Biomaterials Department, Faculty of Dentistry, Ain-Shams University, Organization of African unity, Cairo, Egypt.
Badya University, Badya, Giza, Egypt.
BMC Oral Health. 2024 Nov 3;24(1):1339. doi: 10.1186/s12903-024-05033-8.
Using infection control barriers (ICBs) on light curing units (LCUs) became mandatory to achieve proper infection control measures without jeopardizing the integrity of the restorations, especially at deeper layers. This study explored the effect of two ICBs on the irradiance of the LCU, as well as the degree of conversion (DC) and flexural strength (FS) of two types of bulk-fill composites. Water vapor permeability (WVP) of both barriers was also assessed to evaluate the capability of such barriers to prevent transmission of blood and saliva droplets and aerosols.
Two bulk-fill composites (X-tra fil and Tetric N- ceram) and two ICBs (Pinnacle Cure sleeve and Sanita wrapping film) were used in this study. Light irradiance was recorded per experimental condition using spectroradiometer. For DC and FS, specimens of 4 mm thickness were prepared. Each specimen was composed of two separable upper and lower layers of thickness 2 mm. DC and FS were measured using Infra-red spectroscopy and three-point loading test respectively. WVP was investigated using the cup method. Means and standard deviations were calculated, and the data were statistically analyzed using factorial analysis of variance test (α = 0.05).
Light irradiance showed highest values using no ICBs and lowest values using Pinnacle curing sleeve. Both bulk-fill composites showed higher DC mean values without ICBs and when using Sanita wrapping film for both upper and lower layers of the specimens compared to Pinnacle curing sleeve. The upper layers of composite specimens showed higher DC compared to lower layers for all experimental conditions. Both ICBs had no adverse effect on FS of both composites' upper layers. Pinnacle sleeve significantly reduced FS of both composites' lower layers. X-tra fil showed higher DC and FS compared to Tetric N-Ceram for all experimental conditions. Regarding WVP; the wrapping film showed higher WVP compared to the curing sleeve.
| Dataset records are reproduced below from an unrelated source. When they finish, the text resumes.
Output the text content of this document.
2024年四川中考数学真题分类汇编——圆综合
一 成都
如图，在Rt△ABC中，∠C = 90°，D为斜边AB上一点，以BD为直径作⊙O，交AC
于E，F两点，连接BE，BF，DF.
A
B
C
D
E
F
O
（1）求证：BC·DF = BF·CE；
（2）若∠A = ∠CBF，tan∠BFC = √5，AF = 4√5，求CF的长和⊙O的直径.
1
Sanita wrapping film can be used as a successful ICB, without jeopardizing the concept of bulk-fill composites. Pinnacle cure sleeve can be considered an effective ICB, however its influence on properties and serviceability of bulk-fill composites remains questionable.
在光固化机(LCU)上使用感染控制屏障(ICB)已成为实现适当感染控制措施的强制性要求,而不会损害修复体的完整性,尤其是在更深的层次。本研究探讨了两种 ICB 对 LCU 光强度的影响,以及两种块状填充复合材料的转化率(DC)和弯曲强度(FS)。还评估了两种屏障的水蒸气透过率(WVP),以评估这种屏障防止血液和唾液飞沫和气溶胶传播的能力。
本研究使用了两种块状填充复合材料(X-tra fil 和 Tetric N- ceram)和两种 ICB(Pinnacle Cure 套管和 Sanita 包装膜)。使用分光辐射计记录每种实验条件下的光强度。对于 DC 和 FS,制备了 4 毫米厚的试件。每个试件由厚度为 2 毫米的两个可分离的上层和下层组成。使用红外光谱法测量 DC 和使用三点加载试验测量 FS。使用杯法研究 WVP。计算平均值和标准差,并使用方差分析测试(α=0.05)进行统计分析。
不使用 ICB 时,光强度显示出最高值,使用 Pinnacle 固化套管时,光强度显示出最低值。两种块状填充复合材料在不使用 ICB 时以及在试件的上下层均使用 Sanita 包装膜时,显示出较高的 DC 平均值,而使用 Pinnacle 固化套管时则较低。对于所有实验条件,复合材料试件的上层显示出比下层更高的 DC。两种 ICB 对复合材料上层的 FS 均无不良影响。Pinnacle 套管显著降低了两种复合材料下层的 FS。在所有实验条件下,X-tra fil 显示出比 Tetric N-Ceram 更高的 DC 和 FS。关于 WVP,包装膜显示出比固化套管更高的 WVP。
Sanita 包装膜可用作成功的 ICB,而不会损害块状填充复合材料的概念。Pinnacle 固化套管可被认为是一种有效的 ICB,但其对块状填充复合材料的性能和适用性的影响仍存在疑问。